The Definition - Apex Air Conditioning
The Definition The Definition

In the broadest sense, air conditioning can refer to any form of cooling, heating, ventilation or system that modifies the condition of air, typically for thermal comfort. The more common use of air conditioning is to mean cooling and often dehumidification of indoor air, typically via a refrigeration system. An air conditioner (AC or A/C in North American English, aircon in British and Australian English) is an appliance, system, or mechanism designed to extract heat from an area using a refrigeration cycle. The most common uses of modern air conditioners are for comfort cooling in buildings and transportation vehicles.

History

While moving heat via machinery to provide air conditioning is a relatively modern invention, the cooling of buildings is not. The ancient Egyptians were known to circulate aqueduct water through the walls of certain houses to cool them. As this sort of water usage was expensive, generally only the wealthy could afford such a luxury. Medieval Persia had buildings that used cisterns and wind towers to cool buildings during the hot season: cisterns (large open pools in a central courtyards, not underground tanks) collected rain water; wind towers had windows that could catch wind and internal vanes to direct the airflow down into the building, usually over the cistern and out through a downwind cooling tower. Cistern water evaporated, cooling the air in the building.

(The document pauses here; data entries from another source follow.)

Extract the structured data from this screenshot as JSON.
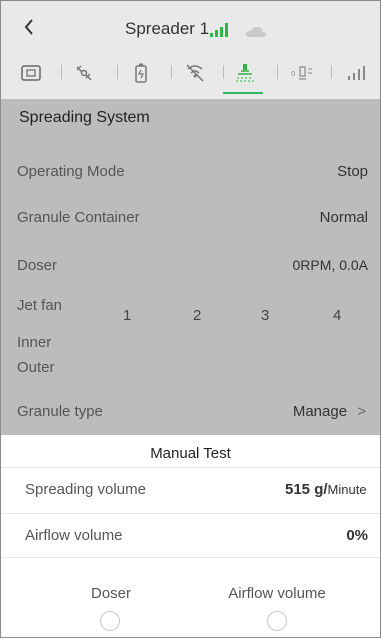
{
  "header": {
    "back_icon": "chevron-left-icon",
    "title": "Spreader 1",
    "signal_color": "#2db54a",
    "cloud_color": "#c9c9c9"
  },
  "tabs": [
    {
      "icon": "device-icon"
    },
    {
      "icon": "satellite-icon"
    },
    {
      "icon": "battery-icon"
    },
    {
      "icon": "no-signal-icon"
    },
    {
      "icon": "spreader-icon",
      "active": true
    },
    {
      "icon": "radar-icon",
      "label": "0"
    },
    {
      "icon": "signal-icon"
    }
  ],
  "spreading": {
    "title": "Spreading System",
    "operating_mode_label": "Operating Mode",
    "operating_mode_value": "Stop",
    "granule_container_label": "Granule Container",
    "granule_container_value": "Normal",
    "doser_label": "Doser",
    "doser_value": "0RPM, 0.0A",
    "jet_fan_label": "Jet fan",
    "fan_numbers": [
      "1",
      "2",
      "3",
      "4"
    ],
    "inner_label": "Inner",
    "outer_label": "Outer",
    "granule_type_label": "Granule type",
    "granule_type_value": "Manage",
    "granule_type_arrow": ">"
  },
  "manual_test": {
    "title": "Manual Test",
    "spreading_volume_label": "Spreading volume",
    "spreading_volume_value": "515 g/",
    "spreading_volume_unit": "Minute",
    "airflow_volume_label": "Airflow volume",
    "airflow_volume_value": "0%",
    "doser_button_label": "Doser",
    "airflow_button_label": "Airflow volume"
  }
}
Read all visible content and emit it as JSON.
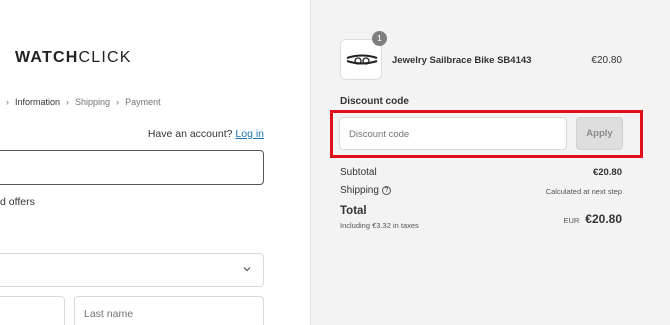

In 1820, British scientist and inventor Michael Faraday discovered that compressing and liquefying ammonia could chill air when the liquefied ammonia was allowed to evaporate. In 1842, Florida physician Dr. John Gorrie used compressor technology to create ice, which he used to cool air for his patients in his hospital in Apalachicola, Florida. He hoped eventually to use his ice-making machine to regulate the temperature of buildings. He even envisioned centralised air conditioning that could cool entire cities.

Though his prototype leaked and performed irregularly, Gorrie was granted a patent in 1851 for his ice-making machine. His hopes for its success vanished soon afterwards when his chief financial backer died; Gorrie did not get the money he needed to develop the machine. According to his biographer Vivian M. Sherlock, he blamed the “Ice King,” Frederic Tudor, for his failure, suspecting that Tudor had launched a smear campaign against his invention. Dr. Gorrie died impoverished in 1855 and the idea of air conditioning faded away for 50 years.

Early commercial applications of air conditioning were manufactured to cool air for industrial processing rather than personal comfort. In 1902, the first modern electrical air conditioning was invented by Willis Haviland Carrier. Designed to improve manufacturing process control in a printing plant, his invention controlled not only temperature but also humidity. The low heat and humidity were to help maintain consistent paper dimensions and ink alignment. Later, Carrier’s technology was applied to increase productivity in the workplace and The Carrier Air Conditioning Company of America was formed to meet rising demand. Over time air conditioning came to be used to improve comfort in homes and automobiles. Residential sales expanded dramatically in the 1950s. In 1906, Stuart W. Cramer of Charlotte, North Carolina, USA, was exploring ways to add moisture to the air in his textile mill. Cramer coined the term “air conditioning,” using it in a patent claim he filed that year as an analogue to “water conditioning”, then a well-known process for making textiles easier to process. He combined moisture with ventilation to “condition” and change the air in the factories, controlling the humidity so necessary in textile plants. Willis Carrier adopted the term and incorporated it into the name of his company. This evaporation of water in air, to provide a cooling effect, is now known as evaporative cooling.

The first air conditioners and refrigerators employed toxic or flammable gases like ammonia, methyl chloride, and propane which could result in fatal accidents when they leaked. Thomas Midgley, Jr. created the first chlorofluorocarbon gas, Freon, in 1928. The refrigerant was much safer for humans but was later found to be harmful to the atmosphere’s ozone layer. “Freon” is a trade name of Dupont for any Chlorofluorocarbon (CFC), Hydrogenated CFC (HCFC), or Hydrofluorocarbon (HFC) refrigerant, the name of each including a number indicating molecular composition (R-11, R-12, R-22, R-134). The blend most commonly used in direct-expansion comfort cooling was HCFC known as R-22 which was phased out for use in new equipment in 2010, and banned for use in 2015. For air conditioning purposes, Non-ozone depleting refrigerants have been developed as alternatives, with the current refrigerant gases being R134A (mainly larger liquid chillers from 300kW) and R410A, widely used in air conditioners, VRF systems and water chillers. Innovation in air conditioning technologies continue, with much recent emphasis placed on energy efficiency, global and environmental impact and for improving indoor air quality.